TEMPE, Ariz. (AP) — Eileen Klein, the new president of the Arizona Board of Regents, intends to help the state universities become forces for Arizona’s overall improvement during her three-year term.
Klein was Gov. Jan Brewer’s chief of staff prior to taking office at ABOR on Feb. 4, but she was also chief operating officer at UnitedHealthcare’s Arizona Physicians IPA before joining Brewer’s staff.
She does not come from an education administration background like her predecessor, Tom Anderes, but Klein helped create and implement the Brewer administration’s educational reform policy during her time as chief of staff and is one of four public members on the Arizona State Board of Education.
ABOR Chairman Rick Myers said it is not necessarily unusual for someone in Klein’s position to come out of a field other than education administration, because every state is different when it comes to their higher education governing boards.
Myers said the Board wanted to find an Arizona leader for its next president, adding that finding a former education administrator would likely have required another national search, like the Board had to do to find Anderes.
He said the ABOR presidency is a good opportunity for someone with a strong understanding of issues facing Arizona because the Board sees the state universities as a tool for economic improvement.
“Someone like Eileen, who has a primary background working in business and government, seemed like a really good combination,” Myers said.
The ABOR president works with the three university presidents in the Executive Presidential Committee to ensure the Board’s policies are carried out.
Myers emphasized the necessity of good leadership, rather than specific employment backgrounds, to achieve the goals of the Board’s Enterprise Plan.
ABOR adopted the Arizona Higher Education Enterprise Plan in 2010. It sets goals, including increasing the number of degrees and amount of research expenditures, to realign state university operations, which should increase educational attainment in Arizona by 2020.
Myers said he is confident in the abilities of Klein and the three university presidents to achieve these goals.
“We look at these four people, and we think, ‘Wow, that’s the team that can pull it off,’” he said.
Klein said she is looking forward to continuing to improve Arizona’s education system.
She said it was exciting to work with the Brewer administration on aligning state education goals from preschool to graduate school through the creation of Arizona Ready, which carries out Brewer’s Arizona Education Reform Plan.
Klein said she was drawn to the ABOR presidency because the state universities are the last major area of Arizona education that still needs reform.
She said her background in business and policy will be useful as the Board follows the Enterprise Plan.
“It’s very parallel to my experience in the corporate environment,” Klein said.
Klein said she would like the Board to be involved at the “macro level” as the universities put the plan in place, and she wants to help establish the university presidents as thought leaders who can help improve statewide problems.

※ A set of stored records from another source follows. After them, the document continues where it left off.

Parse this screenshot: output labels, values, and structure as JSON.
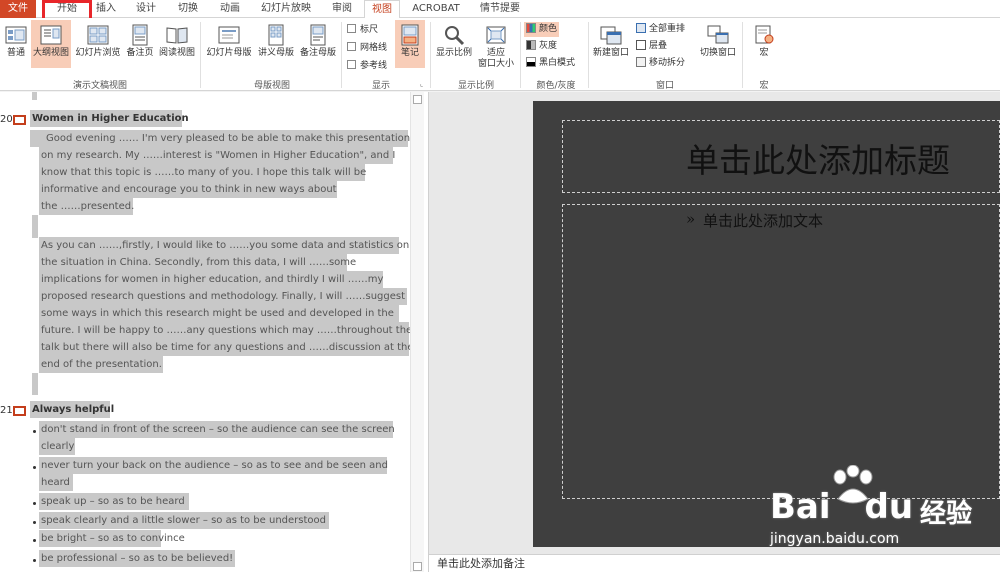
{
  "tabs": [
    "文件",
    "开始",
    "插入",
    "设计",
    "切换",
    "动画",
    "幻灯片放映",
    "审阅",
    "视图",
    "ACROBAT",
    "情节提要"
  ],
  "active_tab": "视图",
  "ribbon": {
    "presentation_views": {
      "label": "演示文稿视图",
      "buttons": [
        "普通",
        "大纲视图",
        "幻灯片浏览",
        "备注页",
        "阅读视图"
      ],
      "active": "大纲视图"
    },
    "master_views": {
      "label": "母版视图",
      "buttons": [
        "幻灯片母版",
        "讲义母版",
        "备注母版"
      ]
    },
    "show": {
      "label": "显示",
      "checkboxes": [
        "标尺",
        "网格线",
        "参考线"
      ],
      "notes": "笔记"
    },
    "zoom": {
      "label": "显示比例",
      "buttons": [
        "显示比例",
        "适应\n窗口大小"
      ]
    },
    "color": {
      "label": "颜色/灰度",
      "options": [
        "颜色",
        "灰度",
        "黑白模式"
      ],
      "active": "颜色"
    },
    "window": {
      "label": "窗口",
      "new_window": "新建窗口",
      "options": [
        "全部重排",
        "层叠",
        "移动拆分"
      ],
      "switch": "切换窗口"
    },
    "macros": {
      "label": "宏",
      "button": "宏"
    }
  },
  "outline": {
    "slides": [
      {
        "number": "20",
        "title": "Women in Higher Education",
        "lines": [
          "Good evening …… I'm very pleased to be able to make this presentation",
          "on my research.  My ……interest is \"Women in Higher Education\", and I",
          "know that this topic is ……to many of you. I hope this talk will be",
          "informative and encourage you to think in new ways about",
          "the ……presented.",
          "As you can ……,firstly, I would like to ……you some data and statistics on",
          "the situation in China.  Secondly, from this data, I will ……some",
          "implications for women in higher education, and thirdly I will ……my",
          "proposed research questions and methodology.  Finally, I will ……suggest",
          "some ways in which this research might be used and developed in the",
          "future.  I will be happy to ……any questions which may ……throughout the",
          "talk but there will also be time for any questions and ……discussion at the",
          "end of the presentation."
        ]
      },
      {
        "number": "21",
        "title": "Always helpful",
        "bullets": [
          "don't stand in front of the screen – so the audience can see the screen",
          "clearly",
          "never turn your back on the audience – so as to see and be seen and",
          "heard",
          "speak up – so as to be heard",
          "speak clearly and a little slower  – so as to be understood",
          "be bright – so as to convince",
          "be professional – so as to be believed!"
        ]
      }
    ]
  },
  "slide_preview": {
    "title_placeholder": "单击此处添加标题",
    "body_placeholder": "单击此处添加文本",
    "bullet_glyph": "»"
  },
  "notes_placeholder": "单击此处添加备注",
  "watermark": {
    "brand": "Bai",
    "brand2": "du",
    "cn": "经验",
    "url": "jingyan.baidu.com"
  },
  "colors": {
    "accent": "#c43e1c",
    "file_tab": "#d24726",
    "highlight": "#e8262a",
    "slide_bg": "#3f3f3f",
    "selection": "#c8c8c8"
  }
}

She said she wants students to graduate from state universities with a degree as well as the necessary preparation to succeed in their careers.
“I’m excited about the opportunity to take the Enterprise Plan and really turn it into a strategic opportunity for our universities,” Klein said.
The university presidents all said in email statements that Klein will be an asset as the universities work to improve the state through increased higher education.
ASU President Michael Crow said Klein will be helpful as the presidents create new areas for economic growth.
“Eileen will add tremendous skill to the team in developing new investment models with the state,” Crow said. “I have worked with her for years and find her to be one of the most talented policy designers I have worked with.”
UA President Ann Weaver Hart said she valued Klein’s experience in the health care industry in addition to her work with education policy.
Klein spearheaded the realignment of UA Health Network’s governance structure in 2011.
NAU President John Haeger said Klein’s strong leadership skills would be important to the state university system.
“Her experience working in the governor’s office as well as her knowledge of the issues facing Arizona make her the right choice to be a key part of the Arizona university enterprise,” Haeger said.